Agreements were reached at the start of this parliament and handshakes done. People looked each other in the eyes and said that we were going to do this, this and this. That has pretty well all been delivered. We have made it. The fact that we are here today on the last sitting day of a full term proves that point. Supply has been delivered. In a bipartisan way, three budgets have passed. Confidence has been delivered in the parliament. There has not been a motion of no confidence. Even today there was no motion of no confidence in the executive government or in a Prime Minister moved.

People are going to write about political parties and the internal issues involved. In my view, on one side there has been an enormous amount of instability on full show over the last three years. As well, from the other side, there has been a grabbing of the opportunity strategically to shake the tree as hard as possible and to destabilise it. From my point of view as, ultimately, a loyalist to the parliament and a loyalist to the office of Prime Minister, I leave optimistic and confident that parliamentary democracy and the parliament itself is stronger than all of it. Again, the very fact that we are here today proves that point.

I leave as someone who made law. I was joking about it before with someone. There are eight private members' bills that have passed the parliament. I sponsored two of them. One made it halfway there. It was the Bali bill that got through this House in a very emotional debate and then got knocked off in the Senate for a whole number of reasons. I think it is the unfinished business of future parliaments, whoever is in them, to resolve the issues in and around asylum seeker and refugee issues that are dressing themselves up as border protection issues and the either/or choices that are being put to the Australian community—it is either onshore or offshore; it is either community detention or mandatory detention; it is either Malaysia or Manus Island. This is not an either/or choice; it is going to be a little bit of everything. That is the answer. The regional solution and working with near neighbours is the direction that I hope remains the bipartisan direction through that Bali process, established in 2002 and continuing on today. So that was the one that did not make it.
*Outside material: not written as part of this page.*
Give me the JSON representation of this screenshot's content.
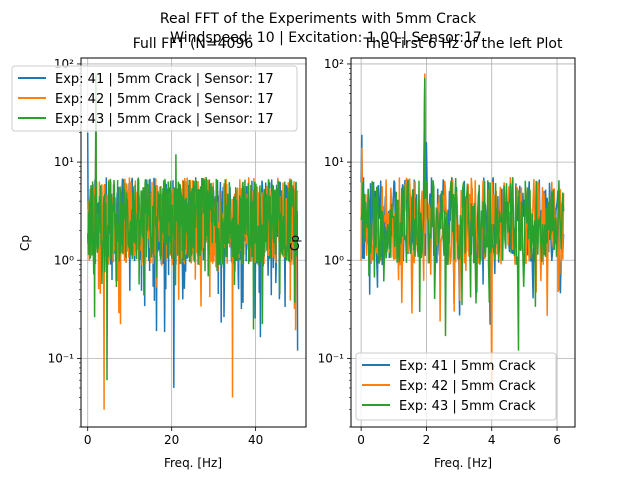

The one that did make it, though, was the Auditor-General Amendment Bill, which allows the Auditor-General to follow the money trail. I was joking with the member for Melbourne and the member for Kingsford Smith earlier. Hearing the news that the member for Kingsford Smith is leaving disappoints me but certainly I will see him in the surf somewhere. I was making the point to them that the Australian Education Bill is arguably the significant reform of this parliament. I think to blow up a funding formula that was rubbish and leading to disadvantage is a credit to everyone involved. So, jokingly, I was saying, 'I got my Auditor-General's bill through.' The member for Melbourne kindly said he ran into someone on the streets of the Melbourne who said that was really important. So one person noticed.